The shoulders of the bird are decorated with white feathers, and the wings of the black color that have light fields from the white foundations of flyer feathers. The bottom is whitish and darker in the chest. The beak is massive, black with a brightened base and a long hooked oversleep.
Appearance
A forty-gun is a bird with a contrasting plumage that forms an ash-gray top and an almost whitish bottom, black wings, central tail feathers, as well as a strip from the beak to the back of the head. The head has a massive shape, and, as a rule, ends with a short neck. This bird practically does not issue sound accompaniment, but its chicks are sometimes even too noisy.

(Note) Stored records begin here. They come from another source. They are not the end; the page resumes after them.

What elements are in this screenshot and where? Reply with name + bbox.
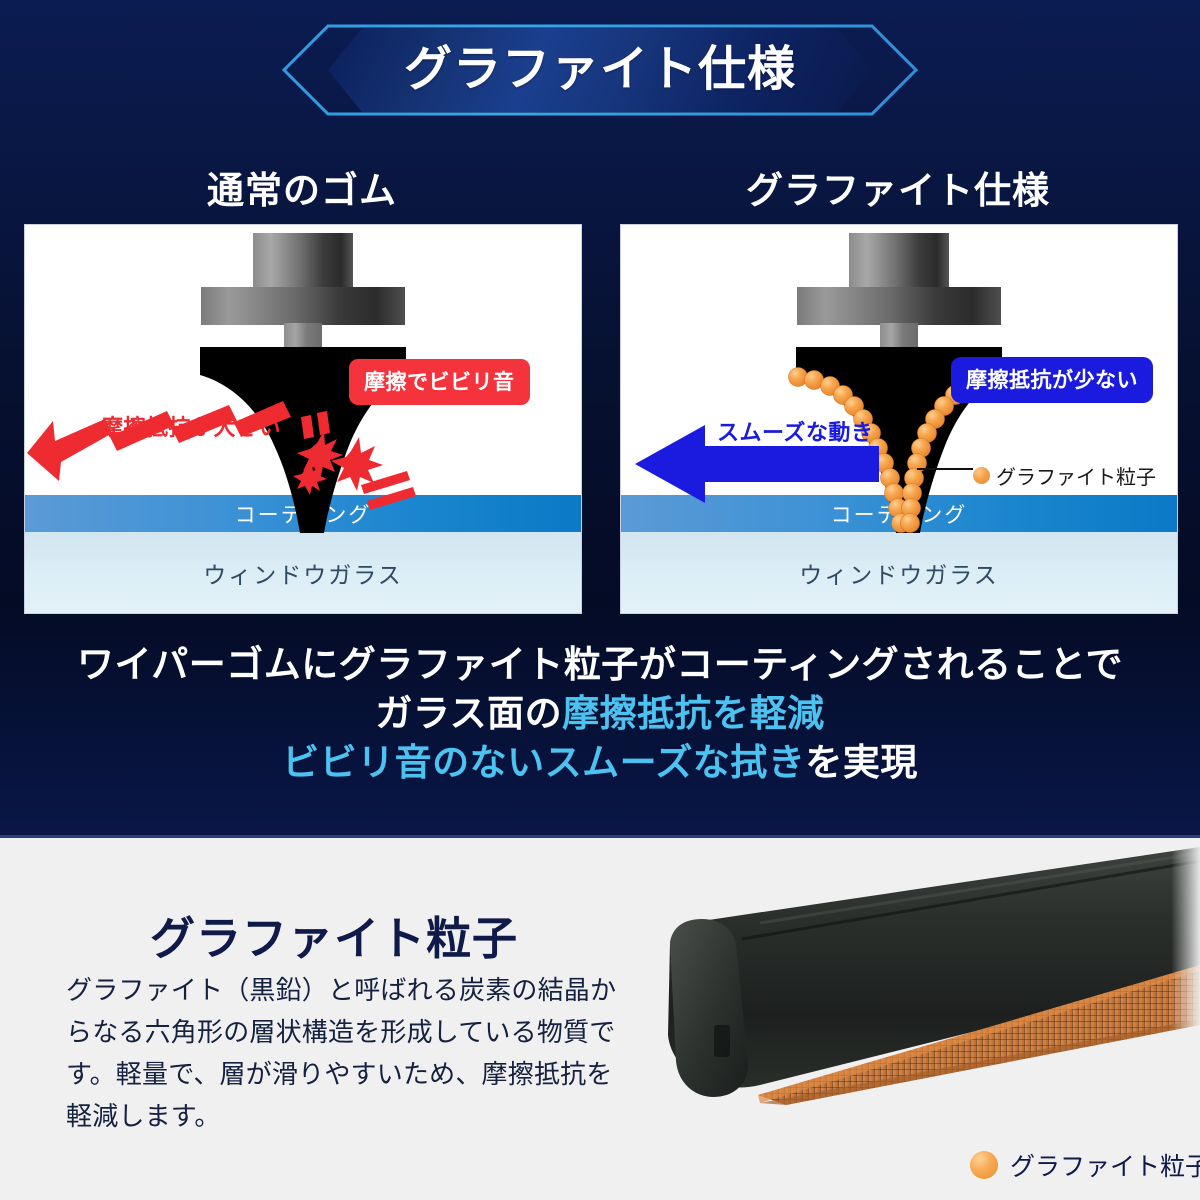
diagram-card-normal-rubber: コーティング ウィンドウガラス <box>24 224 582 614</box>
panel-title-normal-rubber: 通常のゴム <box>22 160 582 214</box>
graphite-particle-legend-bottom: グラファイト粒子 <box>970 1147 1200 1183</box>
summary-line-2-prefix: ガラス面の <box>375 693 562 734</box>
banner-inner-plate: グラファイト仕様 <box>328 28 872 112</box>
bottom-section-title: グラファイト粒子 <box>150 902 518 967</box>
summary-line-3: ビビリ音のないスムーズな拭きを実現 <box>0 738 1200 787</box>
bottom-light-section: グラファイト粒子 グラファイト（黒鉛）と呼ばれる炭素の結晶からなる六角形の層状構… <box>0 841 1200 1200</box>
summary-text-block: ワイパーゴムにグラファイト粒子がコーティングされることで ガラス面の摩擦抵抗を軽… <box>0 640 1200 788</box>
summary-line-3-suffix: を実現 <box>805 742 918 783</box>
summary-line-3-highlight-a: ビビリ音のない <box>282 742 545 783</box>
friction-arrow-label-left: 摩擦抵抗が大きい <box>101 410 281 442</box>
graphite-particle-dot-icon <box>970 1151 998 1179</box>
header-banner: グラファイト仕様 <box>282 24 918 116</box>
summary-line-2-highlight: 摩擦抵抗を軽減 <box>562 693 825 734</box>
graphite-particle-legend-inline: グラファイト粒子 <box>973 461 1156 490</box>
graphite-particle-legend-label: グラファイト粒子 <box>996 461 1156 490</box>
summary-line-2: ガラス面の摩擦抵抗を軽減 <box>0 689 1200 738</box>
graphite-particle-legend-label-bottom: グラファイト粒子 <box>1010 1147 1200 1183</box>
diagram-stage-left: コーティング ウィンドウガラス <box>25 225 581 613</box>
summary-line-1: ワイパーゴムにグラファイト粒子がコーティングされることで <box>0 640 1200 689</box>
wiper-blade-illustration-icon <box>610 847 1200 1147</box>
summary-line-3-highlight-b: スムーズな拭き <box>545 742 806 783</box>
smooth-motion-arrow-label: スムーズな動き <box>717 415 873 447</box>
badge-vibration-noise: 摩擦でビビリ音 <box>349 359 530 405</box>
diagram-card-graphite: コーティング ウィンドウガラス <box>620 224 1178 614</box>
panel-title-graphite: グラファイト仕様 <box>618 160 1178 214</box>
top-dark-section: グラファイト仕様 通常のゴム コーティング ウィンドウガラス <box>0 0 1200 838</box>
bottom-section-body: グラファイト（黒鉛）と呼ばれる炭素の結晶からなる六角形の層状構造を形成している物… <box>66 969 636 1137</box>
graphite-particle-dot-icon <box>973 467 990 484</box>
badge-low-friction: 摩擦抵抗が少ない <box>951 357 1153 403</box>
diagram-stage-right: コーティング ウィンドウガラス <box>621 225 1177 613</box>
wiper-blade-photo <box>610 847 1200 1147</box>
smooth-motion-arrow-icon <box>621 225 1178 614</box>
header-title: グラファイト仕様 <box>404 46 796 94</box>
infographic-page: グラファイト仕様 通常のゴム コーティング ウィンドウガラス <box>0 0 1200 1200</box>
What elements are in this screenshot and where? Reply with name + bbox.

Sexual dimorphism is not developed in a fortyfoot, which means that females are difficult to excite from males under ordinary conditions. If you compare them in detail, you can notice a darken coloring of the female abdominal, and the presence of wavy transverse pattern. Adult outfit birds receive after the first spring molting period.
Lifestyle and behavior
Gray fortygun is recognized as the only one of its type, which not only nests in a certain territory, but also spends the winter there. Moreover, it is in winter that its population increases due to individuals from the northern territories.
Fortybends live in marsh redheads with rare wood, not so often master the lowland swamps, sometimes choose the edges of the swamp forests, thickets on river floodplains, swampy meadows. Can also be found in the anthropogenic landscape.
Where they live
The spread of this species is the territory of the temperate and subarctic climate, mainly the northern hemisphere: forty-gun nesting in Eurasia and North America, south of the 50th parallel. As an exception, it can be found in the mountainous regions of Central Asia (from Tien Shan to the mountains of Altai). It is almost impossible to meet in Iceland and Britain. In many territories of Europe (Czech Republic, Romania, Switzerland, Germany) this species is marked only by a single stay.
What they eat
Gray fortygun is a bird with habits and a predator diet. He is able to hunt not only large insects (bear, beetles), but also on small amphibians and reptiles, as well as rodents (lizards, mice, small birds). Usually this species pricks prey on knots, creating peculiar pantries. During the hunt, it can freeze above the ground, looking out for the prey.
Reproduction
At the nesting places of fortybears can be found at the beginning or midspring. It is the males who are engaged in the selection of the site, and only then actively guard it. Birds nest in pairs with significant removal from other individuals (at least 500 meters). At first, the males clamp, flying into the air, jumping from a branch to a branch around the female.
Males finish building a nest on coniferous trees for 6 days, where the female lays up to 9 light green speckled eggs. She trifles them for several weeks, and at the age of 21 days the chicks are already able to leave the nest.